New Delhi: "It is the duty of courts across the spectrum-the district judiciary, the High Courts and the Supreme Court- to ensure that the criminal law does not become a weapon for the selective harassment of citizens," the Supreme Court said on Friday.
These observations were made in the judgement by which the apex court extended the interim bail granted to TV anchor Arnab Goswami and two others in a 2018 abetment to suicide case.
The top court also said that it was the duty of the courts to "ensure that the criminal law does not become a weapon for the selective harassment of citizens".
In a 55-page judgement, a bench of Justices D Y Chandrachud and Indira Banerjee dealt with various aspects including the importance of human liberty and the role of the court and said that their doors cannot be closed for those oppressed by state actions.
"The doors of this court cannot be closed to a citizen who is able to establish prima facie that the instrumentality of the state is being weaponized for using the force of criminal law," said Justice Chandrachu, who wrote the verdict.
"Our courts must ensure that they continue to remain the first line of defense against the deprivation of the liberty of citizens. Deprivation of liberty even for a single day is one day too many. We must always be mindful of the deeper systemic implications of our decisions," he said.
Highlighting legal dogma that bail is rule and jail is an exception, the bench hoped that the courts will exhibit "acute awareness" to the need to expand the "footprint of liberty" and use the approach adopted by the apex court as a decision-making yardstick for future cases involving the grant of bail.
"Liberty across human eras is as tenuous as tenuous can be.
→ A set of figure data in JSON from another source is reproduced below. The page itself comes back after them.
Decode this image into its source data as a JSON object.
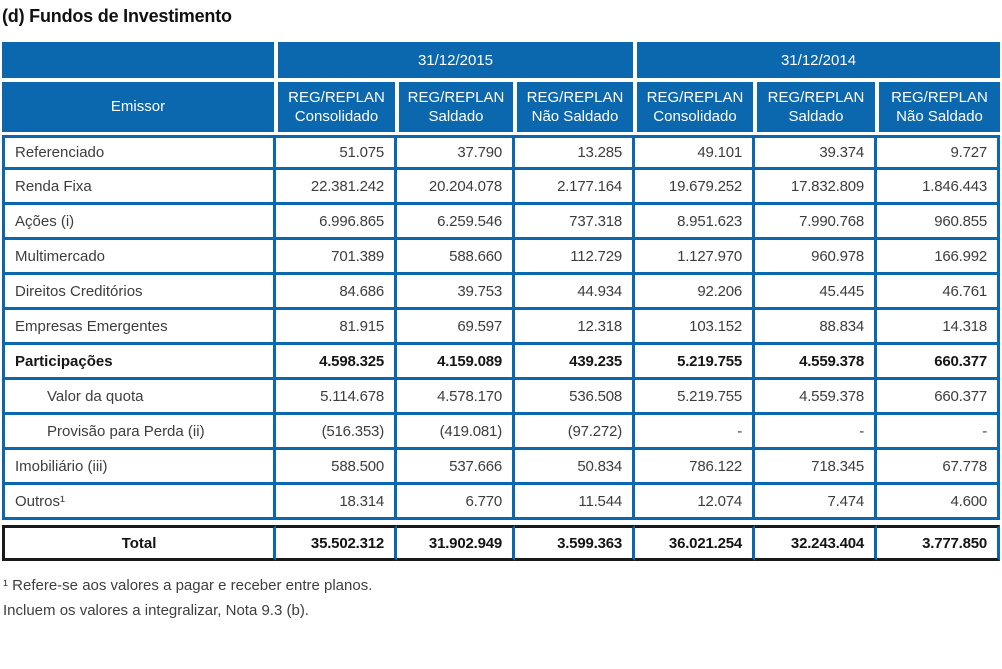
{
  "title": "(d) Fundos de Investimento",
  "colors": {
    "header_blue": "#0b67ae",
    "total_row_border": "#1a1a1a",
    "header_text": "#ffffff",
    "body_text": "#3d3d3d"
  },
  "table": {
    "emissor_header": "Emissor",
    "period_headers": [
      "31/12/2015",
      "31/12/2014"
    ],
    "column_headers": [
      {
        "line1": "REG/REPLAN",
        "line2": "Consolidado"
      },
      {
        "line1": "REG/REPLAN",
        "line2": "Saldado"
      },
      {
        "line1": "REG/REPLAN",
        "line2": "Não Saldado"
      },
      {
        "line1": "REG/REPLAN",
        "line2": "Consolidado"
      },
      {
        "line1": "REG/REPLAN",
        "line2": "Saldado"
      },
      {
        "line1": "REG/REPLAN",
        "line2": "Não Saldado"
      }
    ],
    "rows": [
      {
        "label": "Referenciado",
        "bold": false,
        "indent": false,
        "values": [
          "51.075",
          "37.790",
          "13.285",
          "49.101",
          "39.374",
          "9.727"
        ]
      },
      {
        "label": "Renda Fixa",
        "bold": false,
        "indent": false,
        "values": [
          "22.381.242",
          "20.204.078",
          "2.177.164",
          "19.679.252",
          "17.832.809",
          "1.846.443"
        ]
      },
      {
        "label": "Ações (i)",
        "bold": false,
        "indent": false,
        "values": [
          "6.996.865",
          "6.259.546",
          "737.318",
          "8.951.623",
          "7.990.768",
          "960.855"
        ]
      },
      {
        "label": "Multimercado",
        "bold": false,
        "indent": false,
        "values": [
          "701.389",
          "588.660",
          "112.729",
          "1.127.970",
          "960.978",
          "166.992"
        ]
      },
      {
        "label": "Direitos Creditórios",
        "bold": false,
        "indent": false,
        "values": [
          "84.686",
          "39.753",
          "44.934",
          "92.206",
          "45.445",
          "46.761"
        ]
      },
      {
        "label": "Empresas Emergentes",
        "bold": false,
        "indent": false,
        "values": [
          "81.915",
          "69.597",
          "12.318",
          "103.152",
          "88.834",
          "14.318"
        ]
      },
      {
        "label": "Participações",
        "bold": true,
        "indent": false,
        "values": [
          "4.598.325",
          "4.159.089",
          "439.235",
          "5.219.755",
          "4.559.378",
          "660.377"
        ]
      },
      {
        "label": "Valor da quota",
        "bold": false,
        "indent": true,
        "values": [
          "5.114.678",
          "4.578.170",
          "536.508",
          "5.219.755",
          "4.559.378",
          "660.377"
        ]
      },
      {
        "label": "Provisão para Perda (ii)",
        "bold": false,
        "indent": true,
        "values": [
          "(516.353)",
          "(419.081)",
          "(97.272)",
          "-",
          "-",
          "-"
        ]
      },
      {
        "label": "Imobiliário (iii)",
        "bold": false,
        "indent": false,
        "values": [
          "588.500",
          "537.666",
          "50.834",
          "786.122",
          "718.345",
          "67.778"
        ]
      },
      {
        "label": "Outros¹",
        "bold": false,
        "indent": false,
        "values": [
          "18.314",
          "6.770",
          "11.544",
          "12.074",
          "7.474",
          "4.600"
        ]
      }
    ],
    "total_row": {
      "label": "Total",
      "values": [
        "35.502.312",
        "31.902.949",
        "3.599.363",
        "36.021.254",
        "32.243.404",
        "3.777.850"
      ]
    }
  },
  "footnotes": [
    "¹ Refere-se aos valores a pagar e receber entre planos.",
    "Incluem os valores a integralizar, Nota 9.3 (b)."
  ]
}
Liberty survives by the vigilance of her citizens, on the cacophony of the media and in the dusty corridors of courts alive to the rule of (and not by) law. Yet, much too often, liberty is a casualty when one of these components is found wanting," it said.
"We are clearly of the view that in failing to make even a prima facie evaluation of the FIR, the High Court abdicated its constitutional duty and function as a protector of liberty.
"Courts must be alive to the need to safeguard the public interest in ensuring that the due enforcement of criminal law is not obstructed. The fair investigation of crime is an aid to it. Equally it is the duty of courts across the spectrum – the district judiciary, the High Courts and the Supreme Court – to ensure that the criminal law does not become a weapon for the selective harassment of citizens," it said.
Human liberty is a "precious constitutional value", which is subject to regulation by validly enacted legislation and as such, the citizen is subject to the edicts of criminal law and procedure, the top court said.
It said section 482 of the CrPC gives power to the high courts to quash criminal cases to prevent abuse of the process of any court and they should exercise power with "circumspection" to secure ends of the justice.
"The public interest in ensuring the due investigation of crime is protected by ensuring that the inherent power of the High Court is exercised with caution. That indeed is one – and a significant - end of the spectrum.
"The other end of the spectrum is equally important: the recognition by Section 482 of the power inhering in the High Court to prevent the abuse of process or to secure the ends of justice is a valuable safeguard for protecting liberty...Post Independence, the recognition by Parliament of the inherent power of the High Court must be construed as an aid to preserve the constitutional value of liberty," it said.
It said the writ of liberty runs through the fabric of the Constitution and the need to ensure the fair investigation of crime is undoubtedly important in itself, because it protects at one level the rights of the victim and, at a more fundamental level, the societal interest in ensuring that crime is investigated and dealt with in accordance with law.
"On the other hand, the misuse of the criminal law is a matter of which the High Court and the lower Courts in this country must be alive. In the present case, the High Court could not but have been cognizant of the specific ground which was raised before it by the appellant that he was being made a target as a part of a series of occurrences which have been taking place since April 2020," it said.
It said that it was the case of Goswami that he has been targeted because his opinions on his television channel are unpalatable to authority and referred to the cases lodged against him and his channel after the his reporting of the Palghar mob lynching case.